When trading is buoyant, many businesses may cope perfectly well with the cost of servicing their debt, including that carried in the preference shares. But in tougher trading environments they may struggle to generate free cash flow after profits are siphoned off by onerous debt obligations.  

Other than the obvious, the practical implications of this is that the company can be deprived of sufficient working capital, particularly in cases when it is intending to reinvest. What results is an unhealthy environment where management feels trapped and view their effort as simply serving obligations to the bank and the private equity firm. Understandably, many management teams loathe situations like this but there may be little they can do – other than to seek re-finance or vote with their feet. Negotiation is usually the best way out of this as long as both sides remain pragmatic. 

The debt and financial structuring of an investment in the business can, without proper scrutiny and controls, leave management in a worse state than before – not making enough money to re-invest in the business and unable to raise more, or sell. 

Our firm invests in mid-sized companies, and never injects equity in the form of preference shares.

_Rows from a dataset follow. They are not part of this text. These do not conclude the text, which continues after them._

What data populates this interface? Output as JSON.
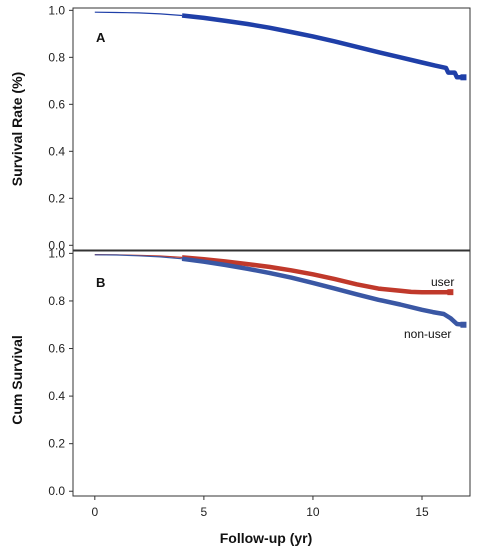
{
  "chart_data": [
    {
      "type": "line",
      "panel_label": "A",
      "title": "",
      "xlabel": "",
      "ylabel": "Survival Rate (%)",
      "xlim": [
        -1,
        17.2
      ],
      "ylim": [
        -0.02,
        1.01
      ],
      "xticks": [],
      "yticks": [
        "0.0",
        "0.2",
        "0.4",
        "0.6",
        "0.8",
        "1.0"
      ],
      "grid": false,
      "series": [
        {
          "name": "",
          "color": "#1f3fa8",
          "x": [
            0,
            1,
            2,
            3,
            4,
            5,
            6,
            7,
            8,
            9,
            10,
            11,
            12,
            13,
            14,
            15,
            15.6,
            16.1,
            16.2,
            16.5,
            16.6,
            16.9
          ],
          "y": [
            0.992,
            0.991,
            0.989,
            0.985,
            0.978,
            0.968,
            0.955,
            0.942,
            0.926,
            0.908,
            0.889,
            0.868,
            0.845,
            0.822,
            0.8,
            0.778,
            0.765,
            0.755,
            0.735,
            0.735,
            0.715,
            0.715
          ]
        }
      ]
    },
    {
      "type": "line",
      "panel_label": "B",
      "title": "",
      "xlabel": "Follow-up (yr)",
      "ylabel": "Cum Survival",
      "xlim": [
        -1,
        17.2
      ],
      "ylim": [
        -0.02,
        1.01
      ],
      "xticks": [
        "0",
        "5",
        "10",
        "15"
      ],
      "yticks": [
        "0.0",
        "0.2",
        "0.4",
        "0.6",
        "0.8",
        "1.0"
      ],
      "grid": false,
      "series": [
        {
          "name": "user",
          "color": "#c0392b",
          "x": [
            0,
            1,
            2,
            3,
            4,
            5,
            6,
            7,
            8,
            9,
            10,
            11,
            12,
            13,
            14,
            14.5,
            15,
            15.5,
            16,
            16.3
          ],
          "y": [
            0.995,
            0.994,
            0.992,
            0.989,
            0.983,
            0.975,
            0.966,
            0.955,
            0.943,
            0.929,
            0.912,
            0.892,
            0.87,
            0.852,
            0.843,
            0.838,
            0.837,
            0.837,
            0.837,
            0.837
          ]
        },
        {
          "name": "non-user",
          "color": "#3a57a4",
          "x": [
            0,
            1,
            2,
            3,
            4,
            5,
            6,
            7,
            8,
            9,
            10,
            11,
            12,
            13,
            14,
            15,
            15.5,
            16,
            16.3,
            16.6,
            16.9
          ],
          "y": [
            0.994,
            0.993,
            0.99,
            0.985,
            0.977,
            0.965,
            0.951,
            0.935,
            0.918,
            0.898,
            0.876,
            0.852,
            0.828,
            0.805,
            0.785,
            0.763,
            0.753,
            0.745,
            0.728,
            0.703,
            0.7
          ]
        }
      ]
    }
  ]
}
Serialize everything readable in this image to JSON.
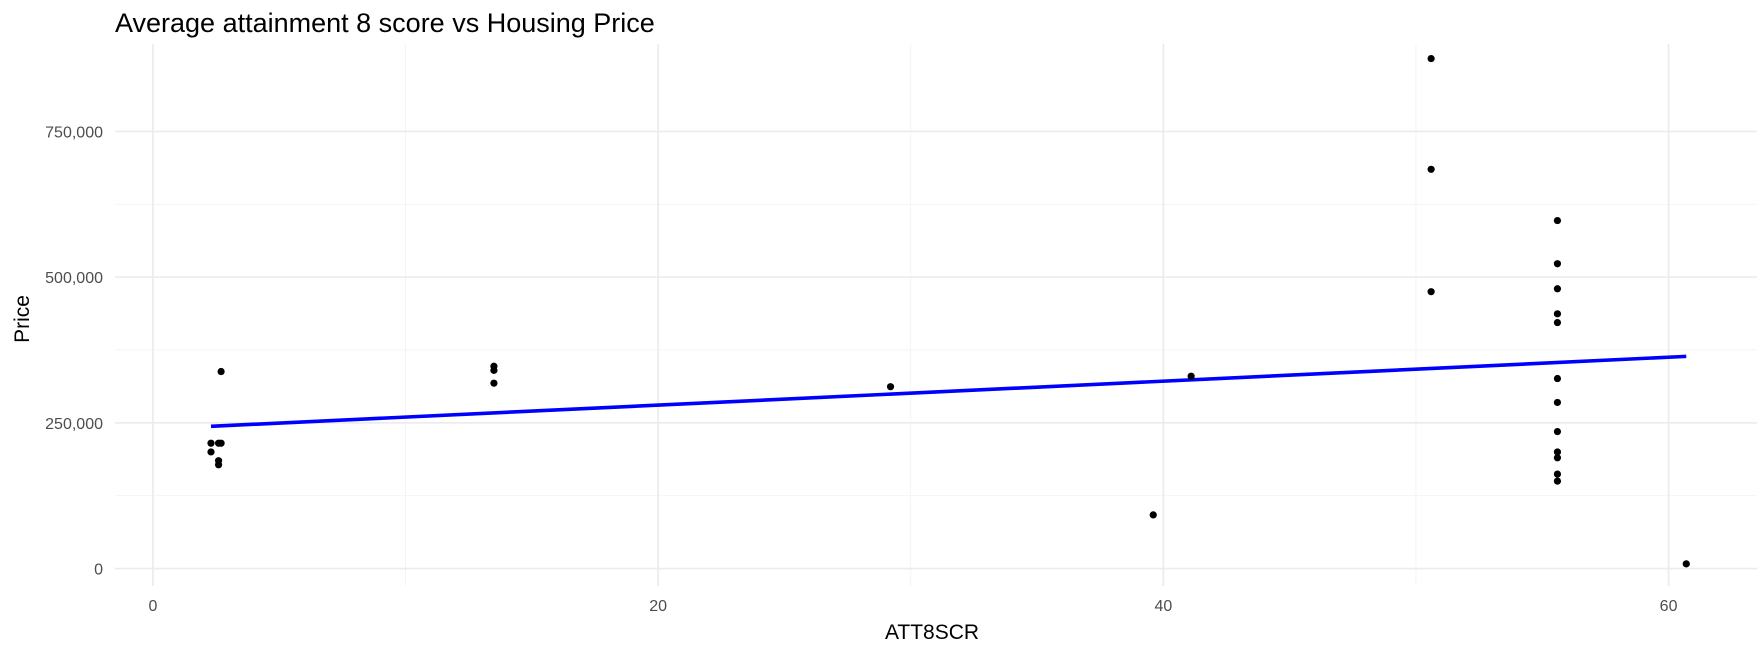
{
  "chart_data": {
    "type": "scatter",
    "title": "Average attainment 8 score vs Housing Price",
    "xlabel": "ATT8SCR",
    "ylabel": "Price",
    "xlim": [
      -1.5,
      63.5
    ],
    "ylim": [
      -30000,
      900000
    ],
    "x_ticks": [
      0,
      20,
      40,
      60
    ],
    "x_tick_labels": [
      "0",
      "20",
      "40",
      "60"
    ],
    "x_minor_ticks": [
      10,
      30,
      50
    ],
    "y_ticks": [
      0,
      250000,
      500000,
      750000
    ],
    "y_tick_labels": [
      "0",
      "250,000",
      "500,000",
      "750,000"
    ],
    "y_minor_ticks": [
      125000,
      375000,
      625000
    ],
    "grid": true,
    "legend": "none",
    "colors": {
      "points": "#000000",
      "trend_line": "#0000ff",
      "grid": "#ebebeb"
    },
    "points": [
      {
        "x": 2.3,
        "y": 215000
      },
      {
        "x": 2.3,
        "y": 200000
      },
      {
        "x": 2.6,
        "y": 215000
      },
      {
        "x": 2.6,
        "y": 185000
      },
      {
        "x": 2.6,
        "y": 178000
      },
      {
        "x": 2.7,
        "y": 215000
      },
      {
        "x": 2.7,
        "y": 338000
      },
      {
        "x": 13.5,
        "y": 347000
      },
      {
        "x": 13.5,
        "y": 340000
      },
      {
        "x": 13.5,
        "y": 318000
      },
      {
        "x": 29.2,
        "y": 312000
      },
      {
        "x": 39.6,
        "y": 92000
      },
      {
        "x": 41.1,
        "y": 330000
      },
      {
        "x": 50.6,
        "y": 875000
      },
      {
        "x": 50.6,
        "y": 685000
      },
      {
        "x": 50.6,
        "y": 475000
      },
      {
        "x": 55.6,
        "y": 597000
      },
      {
        "x": 55.6,
        "y": 523000
      },
      {
        "x": 55.6,
        "y": 480000
      },
      {
        "x": 55.6,
        "y": 437000
      },
      {
        "x": 55.6,
        "y": 422000
      },
      {
        "x": 55.6,
        "y": 326000
      },
      {
        "x": 55.6,
        "y": 285000
      },
      {
        "x": 55.6,
        "y": 235000
      },
      {
        "x": 55.6,
        "y": 200000
      },
      {
        "x": 55.6,
        "y": 190000
      },
      {
        "x": 55.6,
        "y": 162000
      },
      {
        "x": 55.6,
        "y": 150000
      },
      {
        "x": 60.7,
        "y": 8000
      }
    ],
    "trend_line": {
      "method": "linear",
      "x": [
        2.3,
        60.7
      ],
      "y": [
        244000,
        364000
      ]
    }
  }
}
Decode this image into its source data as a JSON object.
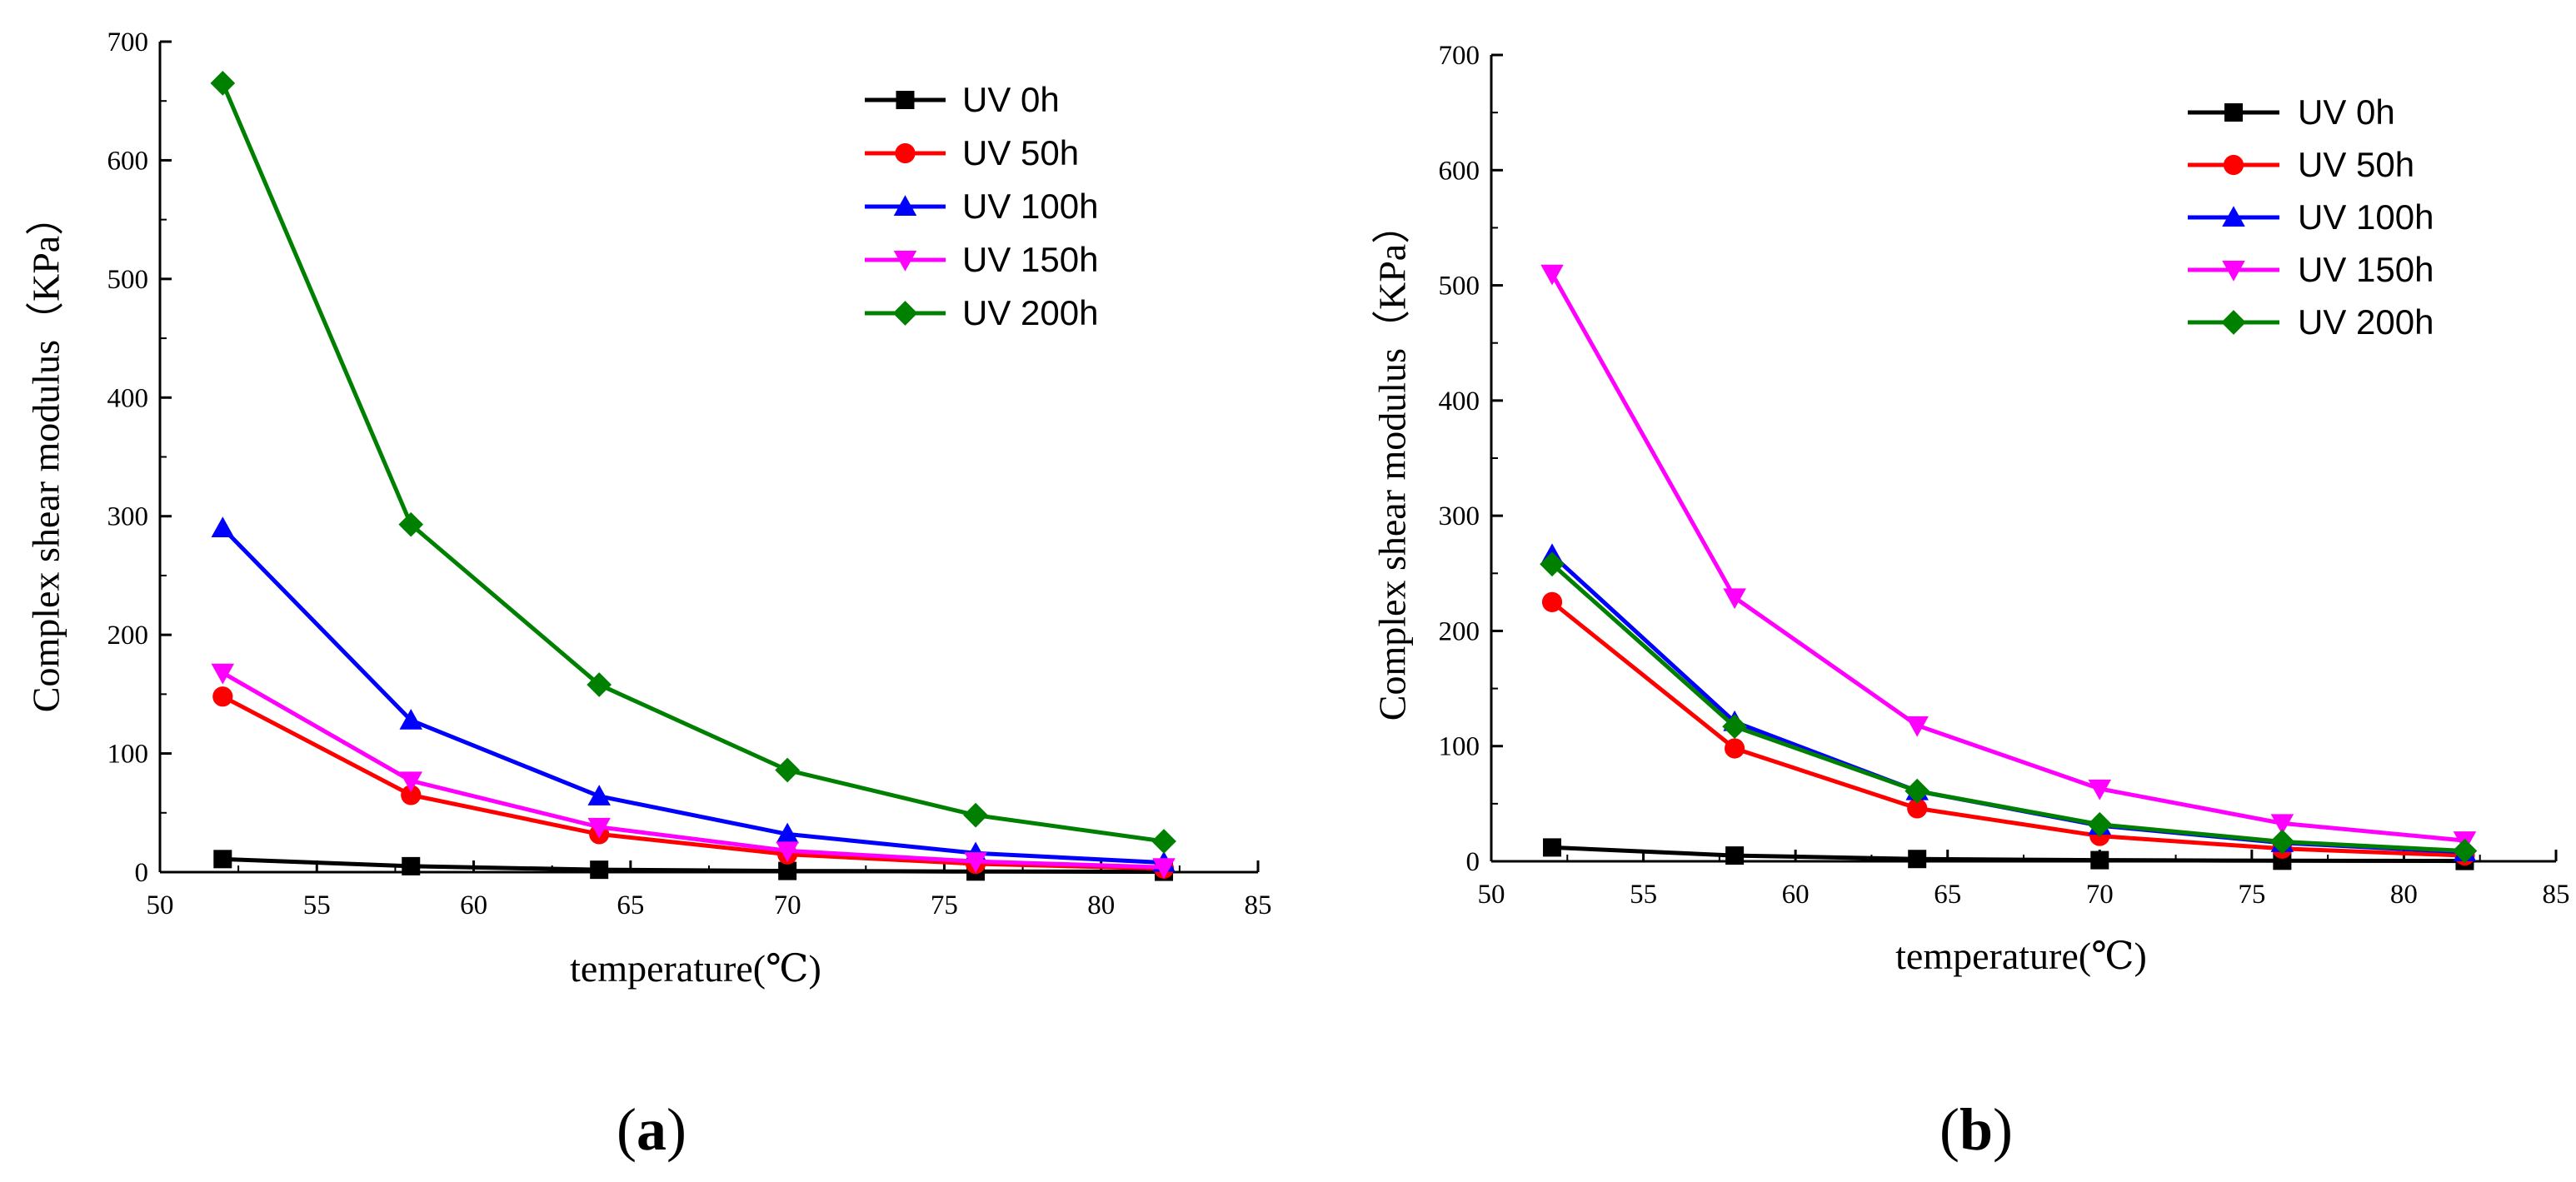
{
  "figure_labels": [
    {
      "open": "(",
      "letter": "a",
      "close": ")"
    },
    {
      "open": "(",
      "letter": "b",
      "close": ")"
    }
  ],
  "chart_data": [
    {
      "type": "line",
      "panel": "a",
      "title": "",
      "xlabel": "temperature(℃)",
      "ylabel": "Complex shear modulus（KPa）",
      "xlim": [
        50,
        85
      ],
      "ylim": [
        0,
        700
      ],
      "xticks": [
        50,
        55,
        60,
        65,
        70,
        75,
        80,
        85
      ],
      "yticks": [
        0,
        100,
        200,
        300,
        400,
        500,
        600,
        700
      ],
      "grid": false,
      "legend_position": "top-right",
      "x": [
        52,
        58,
        64,
        70,
        76,
        82
      ],
      "series": [
        {
          "name": "UV 0h",
          "color": "#000000",
          "marker": "square",
          "values": [
            11,
            5,
            2,
            1,
            0.5,
            0.3
          ]
        },
        {
          "name": "UV 50h",
          "color": "#ff0000",
          "marker": "circle",
          "values": [
            148,
            65,
            32,
            15,
            7,
            3
          ]
        },
        {
          "name": "UV 100h",
          "color": "#0000ff",
          "marker": "triangle-up",
          "values": [
            290,
            128,
            64,
            32,
            16,
            8
          ]
        },
        {
          "name": "UV 150h",
          "color": "#ff00ff",
          "marker": "triangle-down",
          "values": [
            168,
            77,
            38,
            18,
            9,
            4
          ]
        },
        {
          "name": "UV 200h",
          "color": "#008000",
          "marker": "diamond",
          "values": [
            665,
            293,
            158,
            86,
            48,
            26
          ]
        }
      ]
    },
    {
      "type": "line",
      "panel": "b",
      "title": "",
      "xlabel": "temperature(℃)",
      "ylabel": "Complex shear modulus（KPa）",
      "xlim": [
        50,
        85
      ],
      "ylim": [
        0,
        700
      ],
      "xticks": [
        50,
        55,
        60,
        65,
        70,
        75,
        80,
        85
      ],
      "yticks": [
        0,
        100,
        200,
        300,
        400,
        500,
        600,
        700
      ],
      "grid": false,
      "legend_position": "top-right",
      "x": [
        52,
        58,
        64,
        70,
        76,
        82
      ],
      "series": [
        {
          "name": "UV 0h",
          "color": "#000000",
          "marker": "square",
          "values": [
            12,
            5,
            2,
            1,
            0.5,
            0.3
          ]
        },
        {
          "name": "UV 50h",
          "color": "#ff0000",
          "marker": "circle",
          "values": [
            225,
            98,
            46,
            22,
            11,
            5
          ]
        },
        {
          "name": "UV 100h",
          "color": "#0000ff",
          "marker": "triangle-up",
          "values": [
            266,
            121,
            61,
            31,
            16,
            8
          ]
        },
        {
          "name": "UV 150h",
          "color": "#ff00ff",
          "marker": "triangle-down",
          "values": [
            510,
            229,
            118,
            63,
            33,
            18
          ]
        },
        {
          "name": "UV 200h",
          "color": "#008000",
          "marker": "diamond",
          "values": [
            258,
            117,
            61,
            32,
            17,
            9
          ]
        }
      ]
    }
  ]
}
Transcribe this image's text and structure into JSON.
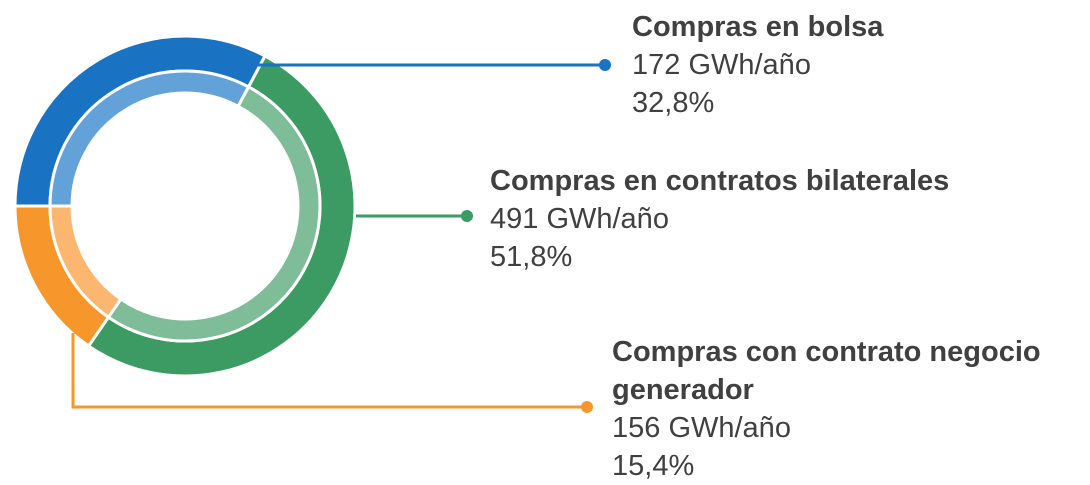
{
  "chart_data": {
    "type": "pie",
    "categories": [
      "Compras en bolsa",
      "Compras en contratos bilaterales",
      "Compras con contrato negocio generador"
    ],
    "values": [
      32.8,
      51.8,
      15.4
    ],
    "value_labels": [
      "32,8%",
      "51,8%",
      "15,4%"
    ],
    "energy_labels": [
      "172 GWh/año",
      "491 GWh/año",
      "156 GWh/año"
    ],
    "colors": [
      "#1a72c2",
      "#3b9b63",
      "#f7962b"
    ],
    "light_colors": [
      "#62a2d9",
      "#7fbd99",
      "#fbb770"
    ]
  }
}
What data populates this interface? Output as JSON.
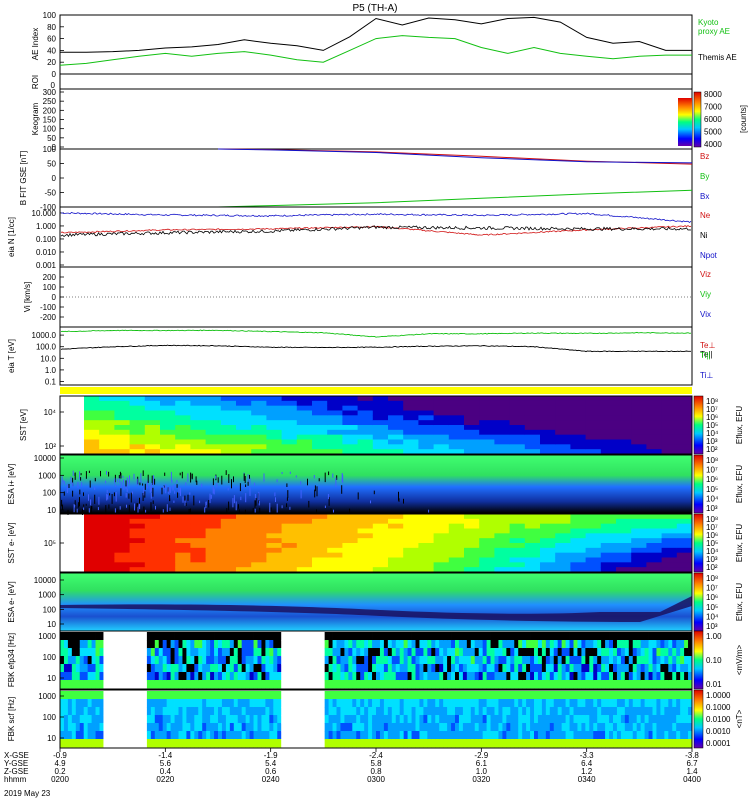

Instead we invest in businesses where we believe our operational experience can turn a company around or take it to the next level, allowing profits to be re-invested and deliver growth. We call this “Entrepreneurial Investment”, creating value by inputting not only finance, but experience, expertise and skills. We always work closely with management teams and want one another to succeed, which is also why we give higher equity stakes to the managers of our businesses than is the industry norm. 

These are difficult times in which being selective about the strings attached with new funding may become a luxury, but it is always worth a closer look. In our own experience, this can make a huge difference to the longer-term performance of a company.